Everyone dreams of the day when they can retire and just kick back and relax.

Many  worry they might not be preparing for it enough. True, it can be a difficult transition, but some savvy income-focused investing early on can make the ride go a whole lot more smoothly.

Here are just some of your options for feeling more prepared at any age:

IRAs, 401 (k)s and target-date funds

Early on, you’ll want to maximize your contributions to your 401(k) and your IRAs (whether traditional or Roth). You will also want to consider (or ask your financial advisor to focus on) growth-oriented investments, building your capital as you go.

If you’re managing your own investments, you should look into target-date funds – long-term investments with a specific retirement date in mind.

Target-date funds are simple, will make sure your money is diversified and invested to grow toward your goal. But, they can be harder to change and control if something happens in your life that changes your investment goals.
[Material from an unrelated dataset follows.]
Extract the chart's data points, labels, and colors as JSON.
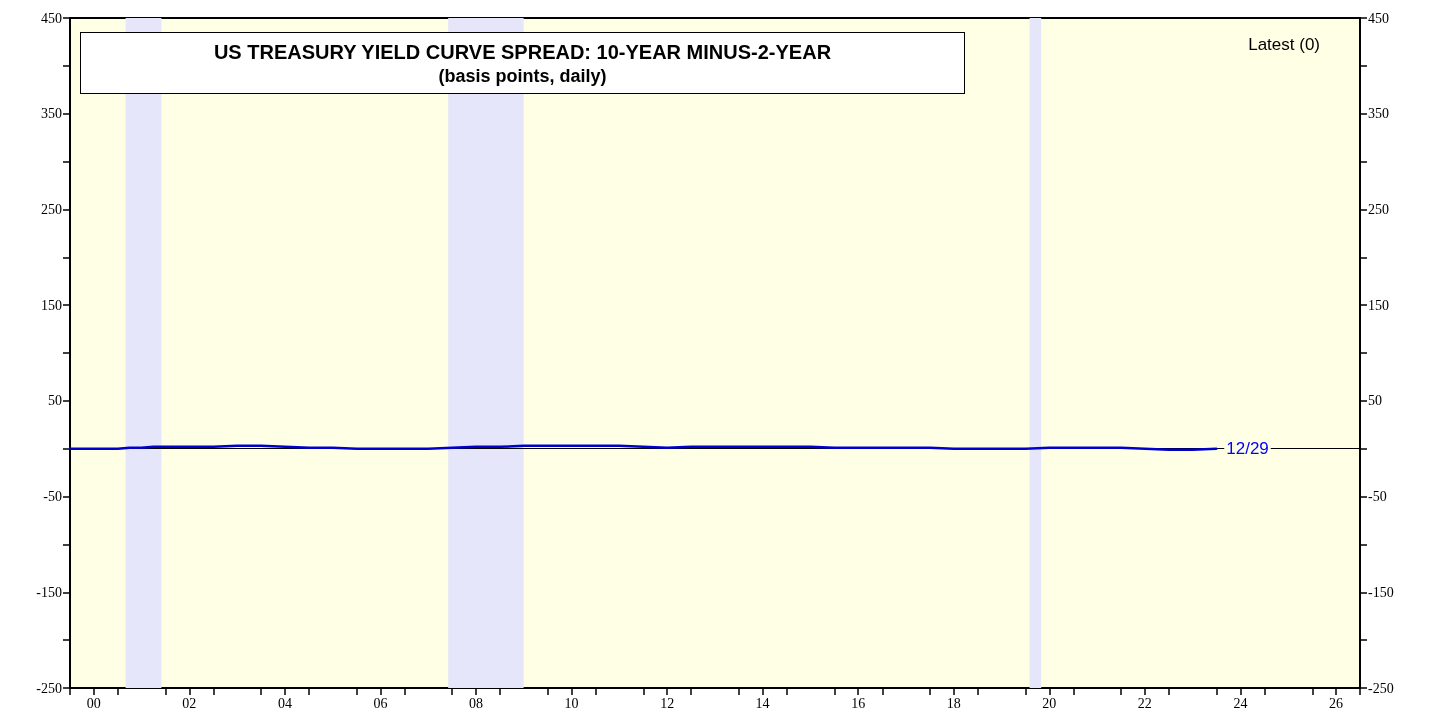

It’s a good option when you still have a couple of decades to go before retirement.

However, as retirement grows ever closer, it’s important to reconsider the investment strategies you’ve had in place to this point because now it’s time to use your capital to produce income. Here are a few approaches that even the most inexperienced investor can explore with confidence:

Bonds

Bonds are a tried and true method of generating income with less risk. Bonds, essentially, are investor loans to the government or select corporations, which in turn pays interest for the bond and return it at face value when it matures. You can even select a series of bonds, in what is called a bond ladder, that mature at different times.

Mutual funds

If you believe in the power of teamwork, this is the option for you. With mutual funds, many investors mutually pool their funds to achieve one investment goal. It can often feel overwhelming to approach the investment community with just your own income. Pooling resources can help you make a bigger mark on the market.

Real estate

For anyone who wants to move it up a level from investing simply in stocks and bonds, real estate can be an excellent choice. You don’t have to actually buy and run a particular property. Instead, you can participate in a real estate investment trust (REIT), allowing your money to appreciate in the real estate market without ever having to fix a boiler.

Stocks

Often considered a better strategy for younger and more risk-tolerant investors, stocks can form a productive part of a retirement portfolio at any age. The rule of thumb is to subtract your age from a hundred, and then whatever that number is should be the top percentage of your wealth you have invested in stocks. So if you’re 70 years old, no more than 30 percent of your money should be in stocks.

Bottom line

Investing can seem complicated, but with these simple strategies you might see a new future, and more income, for yourself as a savvy investor.